This inevitability figures in prominently with my ongoing relationship with my Treo. I’ve long been dissatisfied with the 650’s bulky form factor and antiquated operating system, and I’ve been operating under the assumption that whatever Steve Jobs announces next week is going to replace my current phone, so why bother with preciousness? As soon as that new phone hits the market, goodbye Treo.
It’s Going to Be Awesome, Whatever It Is
Still, I have to stop and remind myself, from time to time, that I still don’t know what this Apple phone actually is yet.
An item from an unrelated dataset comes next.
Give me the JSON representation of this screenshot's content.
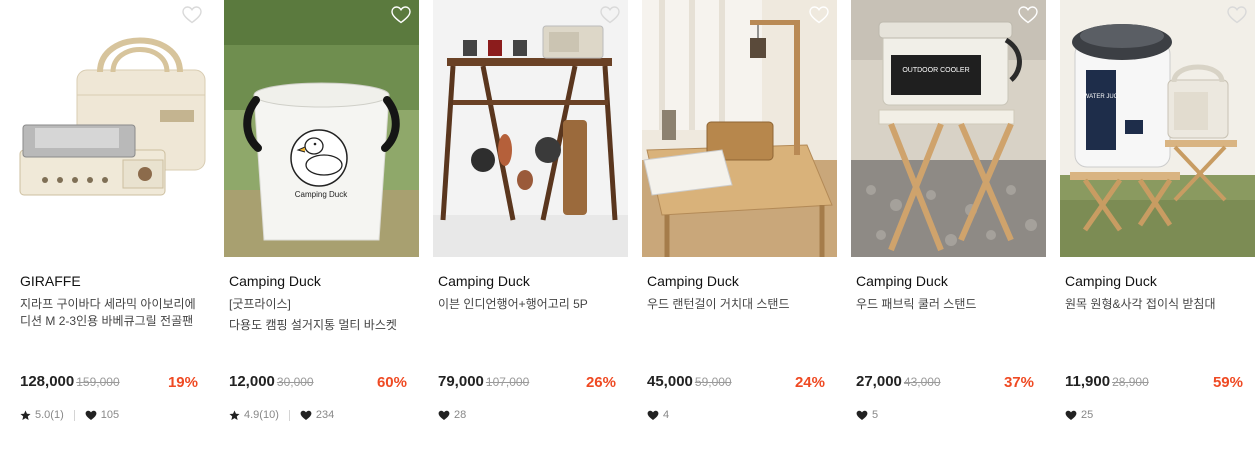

I keep thinking it’s going to be as innovative and market-changing a device as Apple’s own iPod was, and that, in a competitive landscape of routinely ill-conceived consumer devices, Apple’s phone will outshine every other cellular handset out there (which won’t be hard).
I also have to remind myself that this phone very likely won’t have all the features that I want. This is a key point: Apple has a long and successful history of coming to market with fewer features than might be expected in their products. Since Steve Jobs’ return to the company in the mid-1990s, they’ve turned out computers and devices that, at first glance, seem conspicuously under-featured, whether it was the first iMac’s missing floppy drive or the iPod’s missing wireless, AM/FM radio, voice recording etc. Of course, they’ve more than justified this approach by executing the few features they do release with an unparalleled excellence, often demonstrating how superfluous their omissions really were.
Maybe that will happen here, too; maybe all this new product will amount to will be an iPod with a phone attached to it, and maybe I’ll come around and realize that that’s all I need. It would fit nicely with the growing prevalence of the ‘less is more’ theory of product design — in which new products outshine their competition by focusing only on the core elements of what customers really need, ruthlessly cutting superfluous features — of which I’m a big fan.
More or Less
But then I look at this beat up, clunky, inelegant but still quite serviceable Treo 650, and I look at all the potentially superfluous things I use it for: Web surfing, Google Maps, text messaging, impromptu photography, calendar synchronization, email… That’s a lot of stuff that I use very frequently, much more frequently than I ever anticipated. And that’s a lot of stuff that someone like Steve Jobs might consider non-essential.
In fact, when I think of that passel of features in terms of what a design tyrant like Jobs might release, it seems somewhat unlikely. Very unlikely. I mean, think about it: does it seem remotely possible that Steve Jobs would release a phone that’s a browser, an application platform, a camera, a PDA, an email client and an iPod? Would you bet money that he would? That kind of modal schizophrenia seems like it would be a clear affront to his sensibilities, and none of this even addresses whether the phone will sport a keyboard. I’d be happy if I’m wrong, but can we really expect a phone with a keyboard from the Barnum-like genius who gave us an iPod without a screen?
Maybe I’d better take care of this Treo, after all.